As instituições buscam resolver seus problemas. Comitê Olímpico, de clubes, ONGS, clubes financiados por lei de incentivo. Isso está funcionando. Independentemente de ter política pública, isso acontece por si só. Mas os profissionais de educação física, as escolinhas, a base, os treinamentos e competições de menores não têm previsão de voltar. Aqui no Brasil não se pensa nisso. De maneira geral, não há um plano de país. E no esporte, menos ainda. É meio salve-se quem puder.

Está preocupada com o futuro do esporte no curto prazo?

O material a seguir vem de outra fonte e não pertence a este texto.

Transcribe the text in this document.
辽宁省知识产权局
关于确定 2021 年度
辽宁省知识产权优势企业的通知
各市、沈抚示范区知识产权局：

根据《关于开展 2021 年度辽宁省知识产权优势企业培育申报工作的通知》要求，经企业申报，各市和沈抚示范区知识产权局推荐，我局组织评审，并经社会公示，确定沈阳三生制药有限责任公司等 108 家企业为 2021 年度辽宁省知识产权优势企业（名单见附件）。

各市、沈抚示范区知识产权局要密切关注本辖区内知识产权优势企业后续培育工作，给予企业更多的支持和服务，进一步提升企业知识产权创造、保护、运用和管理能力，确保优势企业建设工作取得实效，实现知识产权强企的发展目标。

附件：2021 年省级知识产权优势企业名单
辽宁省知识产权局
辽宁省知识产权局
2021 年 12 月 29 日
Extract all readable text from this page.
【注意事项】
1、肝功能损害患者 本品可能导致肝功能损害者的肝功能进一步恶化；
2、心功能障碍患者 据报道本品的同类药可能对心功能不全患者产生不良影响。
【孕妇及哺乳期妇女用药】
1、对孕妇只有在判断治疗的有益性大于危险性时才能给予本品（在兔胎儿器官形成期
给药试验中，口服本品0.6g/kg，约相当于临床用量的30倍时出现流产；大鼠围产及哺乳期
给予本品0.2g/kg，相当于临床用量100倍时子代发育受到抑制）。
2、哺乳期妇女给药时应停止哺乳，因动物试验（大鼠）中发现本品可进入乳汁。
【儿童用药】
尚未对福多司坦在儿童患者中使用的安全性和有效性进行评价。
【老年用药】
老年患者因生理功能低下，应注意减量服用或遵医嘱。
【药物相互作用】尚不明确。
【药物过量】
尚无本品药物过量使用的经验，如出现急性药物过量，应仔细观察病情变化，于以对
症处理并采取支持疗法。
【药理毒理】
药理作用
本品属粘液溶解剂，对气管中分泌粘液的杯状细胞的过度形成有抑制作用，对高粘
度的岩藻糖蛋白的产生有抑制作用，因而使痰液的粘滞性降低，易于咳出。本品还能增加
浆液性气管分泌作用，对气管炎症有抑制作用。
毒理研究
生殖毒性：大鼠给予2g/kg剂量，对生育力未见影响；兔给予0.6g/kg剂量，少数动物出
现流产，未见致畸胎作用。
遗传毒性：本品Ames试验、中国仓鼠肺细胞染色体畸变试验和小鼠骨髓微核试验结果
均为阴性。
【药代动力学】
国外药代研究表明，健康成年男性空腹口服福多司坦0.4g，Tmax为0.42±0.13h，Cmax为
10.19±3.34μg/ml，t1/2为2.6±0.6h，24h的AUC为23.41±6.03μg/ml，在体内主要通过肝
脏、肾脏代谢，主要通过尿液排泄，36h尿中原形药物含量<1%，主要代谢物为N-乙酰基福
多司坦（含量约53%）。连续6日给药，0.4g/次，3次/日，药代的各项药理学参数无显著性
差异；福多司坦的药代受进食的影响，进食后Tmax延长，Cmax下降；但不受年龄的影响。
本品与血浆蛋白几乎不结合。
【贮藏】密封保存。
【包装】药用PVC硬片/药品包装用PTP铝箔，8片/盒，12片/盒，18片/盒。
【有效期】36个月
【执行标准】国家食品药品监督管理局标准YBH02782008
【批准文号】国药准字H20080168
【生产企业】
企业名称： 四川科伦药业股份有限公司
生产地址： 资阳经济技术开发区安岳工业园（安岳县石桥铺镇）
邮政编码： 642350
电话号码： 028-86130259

O esporte de alto rendimento vai voltar, com certeza. Com menos times, porque tem aqueles que não vão aguentar. Com menos atletas, menos etapas e, muito provavelmente, sem público. E ele vai voltar em nível regional com mais tranquilidade do que internacional, por causa dos longos deslocamentos. Mas, para funcionar, este tipo de esporte vai precisar de muitos testes. A cada 14 dias. E de um controle muito grande com o distanciamento das pessoas envolvidas. Então vai aumentar o custo de realização. Porque não vai poder não ter segurança para os participantes. Vai pegar muito mal. Você consegue flexbilizar para a população. Mas num nicho com tanta visibilidade como o esporte, não vai conseguir. É preciso ter uma visão do que se quer viabilizar no esporte. Vai haver menos patrocínios. Então vai ser preciso canalizar recursos pra viabilizar estas competições.

Mas e o resto? Tem que se cuidar muito e ter consciência do que se quer para o futuro. Porque você não vive só do alto rendimento. Precisa ter renovação, cultura da prática motora. Esporte e educação física para a populaçao em geral é saúde, é ação preventiva. Para a própria pandemia. E não há ninguém olhando para estas questões  como política pública.